Subuh itu aku terlambat ke mesjid, sayup-sayup kudengar sudah tahrim, itu pasti Ridho, marbot masjid yang baru. Saat aku sampai, gadis itu sudah ada lagi di depan mesjid, kali ini dia tak masuk.
"Apakah harus pakaian toa keras?" tanyanya kemudian.
"Maaf," kataku kemudian.
"Sadar gak, orang butuh istirahat, saya baru bisa tidur jam dua belas, jam empat kalian sudah ribut," katanya lagi.
"Maaf, Bu," kataku seraya berlalu, akan tetapi dia memegang tanganku.
"Heh, semenjak kamu datang ke lingkungan ini, kamu saja yang bikin ribut," katanya."Astaghfirullah, terpaksa saya wudhu lagi." jawabku.
"Mabuk agama, sok suci, tanganku bersih ya," katanya kemudian.

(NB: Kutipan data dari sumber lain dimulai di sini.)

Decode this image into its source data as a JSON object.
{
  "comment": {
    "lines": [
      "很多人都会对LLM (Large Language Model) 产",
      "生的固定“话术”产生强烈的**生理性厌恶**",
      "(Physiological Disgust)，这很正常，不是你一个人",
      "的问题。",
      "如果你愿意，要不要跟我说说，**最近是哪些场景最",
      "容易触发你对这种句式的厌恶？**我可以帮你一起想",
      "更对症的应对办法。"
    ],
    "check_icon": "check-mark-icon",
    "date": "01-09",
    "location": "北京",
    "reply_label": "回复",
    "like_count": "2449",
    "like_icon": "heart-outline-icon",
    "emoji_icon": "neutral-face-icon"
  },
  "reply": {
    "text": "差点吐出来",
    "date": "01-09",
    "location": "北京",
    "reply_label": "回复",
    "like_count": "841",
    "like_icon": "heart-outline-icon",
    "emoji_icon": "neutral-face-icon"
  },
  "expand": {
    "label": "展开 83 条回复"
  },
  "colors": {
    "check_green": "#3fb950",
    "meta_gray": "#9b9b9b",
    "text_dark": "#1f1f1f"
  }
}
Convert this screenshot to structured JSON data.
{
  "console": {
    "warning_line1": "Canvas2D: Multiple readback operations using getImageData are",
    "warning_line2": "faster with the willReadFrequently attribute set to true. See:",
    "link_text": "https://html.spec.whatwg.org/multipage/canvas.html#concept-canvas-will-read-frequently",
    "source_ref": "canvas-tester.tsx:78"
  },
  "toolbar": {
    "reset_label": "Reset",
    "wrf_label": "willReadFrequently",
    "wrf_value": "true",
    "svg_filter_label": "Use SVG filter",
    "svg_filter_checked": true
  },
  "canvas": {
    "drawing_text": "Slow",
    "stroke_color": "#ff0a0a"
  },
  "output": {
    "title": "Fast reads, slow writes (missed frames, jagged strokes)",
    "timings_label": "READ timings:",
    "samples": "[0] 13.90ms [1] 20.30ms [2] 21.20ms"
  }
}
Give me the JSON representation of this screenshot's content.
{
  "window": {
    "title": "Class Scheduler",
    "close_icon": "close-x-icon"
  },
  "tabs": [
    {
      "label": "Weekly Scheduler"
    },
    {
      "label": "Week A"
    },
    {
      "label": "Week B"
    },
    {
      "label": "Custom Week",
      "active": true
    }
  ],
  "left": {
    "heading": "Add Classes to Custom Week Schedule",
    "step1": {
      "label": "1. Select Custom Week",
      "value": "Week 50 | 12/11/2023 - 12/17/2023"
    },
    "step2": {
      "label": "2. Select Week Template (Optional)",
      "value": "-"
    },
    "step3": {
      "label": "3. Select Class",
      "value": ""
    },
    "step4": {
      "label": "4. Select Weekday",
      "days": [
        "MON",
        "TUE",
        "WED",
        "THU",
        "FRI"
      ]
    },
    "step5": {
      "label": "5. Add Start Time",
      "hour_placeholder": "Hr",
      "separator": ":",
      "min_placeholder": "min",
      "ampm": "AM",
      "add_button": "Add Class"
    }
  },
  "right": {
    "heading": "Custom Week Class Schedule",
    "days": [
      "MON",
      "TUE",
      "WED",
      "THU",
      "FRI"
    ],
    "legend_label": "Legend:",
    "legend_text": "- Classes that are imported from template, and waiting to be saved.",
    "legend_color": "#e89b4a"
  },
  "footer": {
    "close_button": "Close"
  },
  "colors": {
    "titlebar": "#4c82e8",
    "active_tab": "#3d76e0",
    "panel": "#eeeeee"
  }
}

"Bukan perkara bersih tidaknya, Bu, tapi saya terpaksa wudhu lagi," kataku kemudian.
Aku pun menuju kamar mandi mesjid, akan tetapi saat aku selesai wudhu, perempuan itu sudah berdebat dengan beberapa jama'ah perempuan.
"Dasar setan lo, orang azan kepanasan telinga lo," kata seorang jemaah.
"Heh, azan ya azan, gak usah pakai toa," katanya.
"Lo siapa ngatur-ngatur orang?" Seorang jamaah tampak mulai emosi.
"Saya warga negara taat pajak," katanya.
"Lo pikir cuma lo aja yang bayar pajak, sana kau," seorang jamaah wanita mendorong tubuh gadis tersebut.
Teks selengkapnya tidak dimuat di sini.